La diplomatie française en quête d’uranium

Alors qu’Emmanuel Macron et la diplomatie française souhaitent renforcer les liens entre l’Hexagone et la Mongolie, pays riche en matières premières stratégiques, les autorités mongoles pourraient adopter une loi contrariant fortement les ambitions d’Orano, l’un des géants français de la filière nucléaire, dans la région. Et ce alors que d’inédites tensions apparaissent sur un marché de l’uranium longtemps réputé atone.

La « dette écologique » est une « épée de Damoclès » pour les futures générations, a déclaré Michel Barnier lors de son discours de politique générale prononcé le 1er octobre. Et le nouveau premier ministre d’appeler, devant les députés, la France à « poursuivre résolument le développement des nouveaux réacteurs » nucléaires. Or, pas de nucléaire sans uranium. Une évidence qu’avait déjà en tête Emmanuel Macron quand, il y a un an et demi de cela, le président de la République s’est rendu… en Mongolie. Un déplacement officiel inédit pour un chef d’État français, à la mesure des enjeux nouveaux qui se dessinent dans la complexe géopolitique nucléaire mondiale.

La Mongolie au cœur des préoccupations stratégiques de la France

 L’intérêt des puissances occidentales pour la Mongolie est croissant.

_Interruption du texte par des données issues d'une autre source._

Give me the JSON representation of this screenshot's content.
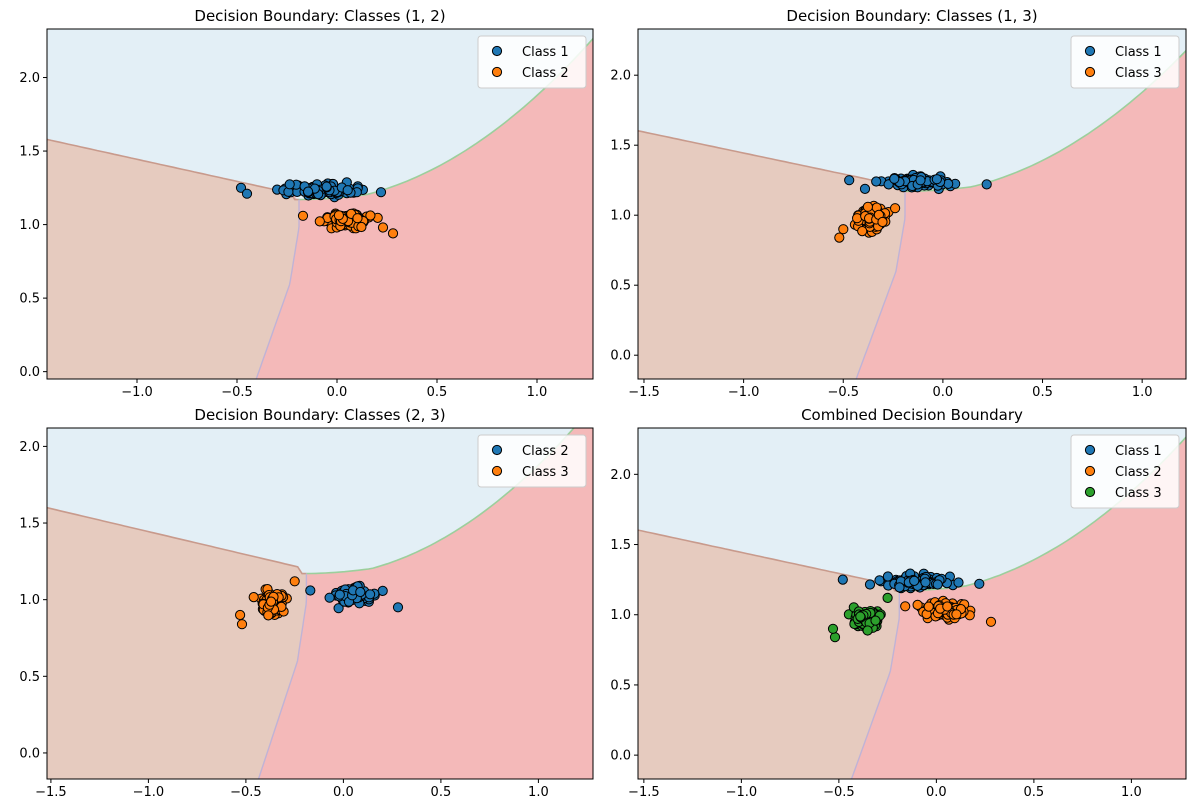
{
  "colors": {
    "class_1": "#1f77b4",
    "class_2": "#ff7f0e",
    "class_3": "#2ca02c",
    "region_top": "#e3eff6",
    "region_left": "#e6cbbf",
    "region_right": "#f4b9b9"
  },
  "chart_data": [
    {
      "type": "scatter",
      "title": "Decision Boundary: Classes (1, 2)",
      "xlabel": "",
      "ylabel": "",
      "xlim": [
        -1.45,
        1.28
      ],
      "ylim": [
        -0.05,
        2.33
      ],
      "xticks": [
        -1.0,
        -0.5,
        0.0,
        0.5,
        1.0
      ],
      "xtick_labels": [
        "−1.0",
        "−0.5",
        "0.0",
        "0.5",
        "1.0"
      ],
      "yticks": [
        0.0,
        0.5,
        1.0,
        1.5,
        2.0
      ],
      "ytick_labels": [
        "0.0",
        "0.5",
        "1.0",
        "1.5",
        "2.0"
      ],
      "grid": false,
      "legend_position": "top-right",
      "background": "decision-regions",
      "series": [
        {
          "name": "Class 1",
          "color": "#1f77b4",
          "center": [
            -0.1,
            1.235
          ],
          "spread": [
            0.16,
            0.028
          ],
          "n": 120,
          "outliers": [
            [
              0.22,
              1.22
            ],
            [
              -0.48,
              1.25
            ],
            [
              -0.45,
              1.21
            ]
          ]
        },
        {
          "name": "Class 2",
          "color": "#ff7f0e",
          "center": [
            0.05,
            1.03
          ],
          "spread": [
            0.09,
            0.035
          ],
          "n": 110,
          "outliers": [
            [
              0.28,
              0.94
            ],
            [
              -0.17,
              1.06
            ],
            [
              0.23,
              0.98
            ]
          ]
        }
      ]
    },
    {
      "type": "scatter",
      "title": "Decision Boundary: Classes (1, 3)",
      "xlabel": "",
      "ylabel": "",
      "xlim": [
        -1.53,
        1.22
      ],
      "ylim": [
        -0.17,
        2.33
      ],
      "xticks": [
        -1.5,
        -1.0,
        -0.5,
        0.0,
        0.5,
        1.0
      ],
      "xtick_labels": [
        "−1.5",
        "−1.0",
        "−0.5",
        "0.0",
        "0.5",
        "1.0"
      ],
      "yticks": [
        0.0,
        0.5,
        1.0,
        1.5,
        2.0
      ],
      "ytick_labels": [
        "0.0",
        "0.5",
        "1.0",
        "1.5",
        "2.0"
      ],
      "grid": false,
      "legend_position": "top-right",
      "background": "decision-regions",
      "series": [
        {
          "name": "Class 1",
          "color": "#1f77b4",
          "center": [
            -0.14,
            1.235
          ],
          "spread": [
            0.14,
            0.025
          ],
          "n": 120,
          "outliers": [
            [
              0.22,
              1.22
            ],
            [
              -0.47,
              1.25
            ]
          ]
        },
        {
          "name": "Class 3",
          "color": "#ff7f0e",
          "center": [
            -0.36,
            0.97
          ],
          "spread": [
            0.06,
            0.05
          ],
          "n": 110,
          "outliers": [
            [
              -0.52,
              0.84
            ],
            [
              -0.5,
              0.9
            ],
            [
              -0.24,
              1.05
            ]
          ]
        }
      ]
    },
    {
      "type": "scatter",
      "title": "Decision Boundary: Classes (2, 3)",
      "xlabel": "",
      "ylabel": "",
      "xlim": [
        -1.52,
        1.28
      ],
      "ylim": [
        -0.17,
        2.12
      ],
      "xticks": [
        -1.5,
        -1.0,
        -0.5,
        0.0,
        0.5,
        1.0
      ],
      "xtick_labels": [
        "−1.5",
        "−1.0",
        "−0.5",
        "0.0",
        "0.5",
        "1.0"
      ],
      "yticks": [
        0.0,
        0.5,
        1.0,
        1.5,
        2.0
      ],
      "ytick_labels": [
        "0.0",
        "0.5",
        "1.0",
        "1.5",
        "2.0"
      ],
      "grid": false,
      "legend_position": "top-right",
      "background": "decision-regions",
      "series": [
        {
          "name": "Class 2",
          "color": "#1f77b4",
          "center": [
            0.05,
            1.03
          ],
          "spread": [
            0.09,
            0.035
          ],
          "n": 110,
          "outliers": [
            [
              0.28,
              0.95
            ],
            [
              -0.17,
              1.06
            ]
          ]
        },
        {
          "name": "Class 3",
          "color": "#ff7f0e",
          "center": [
            -0.36,
            0.97
          ],
          "spread": [
            0.06,
            0.05
          ],
          "n": 110,
          "outliers": [
            [
              -0.52,
              0.84
            ],
            [
              -0.53,
              0.9
            ],
            [
              -0.25,
              1.12
            ]
          ]
        }
      ]
    },
    {
      "type": "scatter",
      "title": "Combined Decision Boundary",
      "xlabel": "",
      "ylabel": "",
      "xlim": [
        -1.53,
        1.28
      ],
      "ylim": [
        -0.17,
        2.33
      ],
      "xticks": [
        -1.5,
        -1.0,
        -0.5,
        0.0,
        0.5,
        1.0
      ],
      "xtick_labels": [
        "−1.5",
        "−1.0",
        "−0.5",
        "0.0",
        "0.5",
        "1.0"
      ],
      "yticks": [
        0.0,
        0.5,
        1.0,
        1.5,
        2.0
      ],
      "ytick_labels": [
        "0.0",
        "0.5",
        "1.0",
        "1.5",
        "2.0"
      ],
      "grid": false,
      "legend_position": "top-right",
      "background": "decision-regions",
      "series": [
        {
          "name": "Class 1",
          "color": "#1f77b4",
          "center": [
            -0.1,
            1.235
          ],
          "spread": [
            0.16,
            0.028
          ],
          "n": 120,
          "outliers": [
            [
              0.22,
              1.22
            ],
            [
              -0.48,
              1.25
            ]
          ]
        },
        {
          "name": "Class 2",
          "color": "#ff7f0e",
          "center": [
            0.05,
            1.03
          ],
          "spread": [
            0.09,
            0.035
          ],
          "n": 110,
          "outliers": [
            [
              0.28,
              0.95
            ],
            [
              -0.16,
              1.06
            ]
          ]
        },
        {
          "name": "Class 3",
          "color": "#2ca02c",
          "center": [
            -0.36,
            0.97
          ],
          "spread": [
            0.06,
            0.05
          ],
          "n": 110,
          "outliers": [
            [
              -0.52,
              0.84
            ],
            [
              -0.53,
              0.9
            ],
            [
              -0.25,
              1.12
            ]
          ]
        }
      ]
    }
  ]
}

Enclavé entre la Chine et la Russie, ce vaste pays semi-désertique et peu peuplé s’illustre, depuis le début de l’invasion russe en Ukraine, par sa neutralité, Oulan-Bator – la capitale mongole – refusant de choisir explicitement un parti. Une politique assumée de « troisième voie » qui ouvre, de fait, un espace à la diplomatie européenne et, notamment, française, pour avancer ses pions. Les relations franco-mongoles apparaissent, à ce titre, comme « un enjeu très important sur le plan géostratégique », affirmait l’Elysée en mai 2023, Paris souhaitant « desserrer la contrainte qui s’exerce sur les voisins et leur ouvrir le choix de leurs options ».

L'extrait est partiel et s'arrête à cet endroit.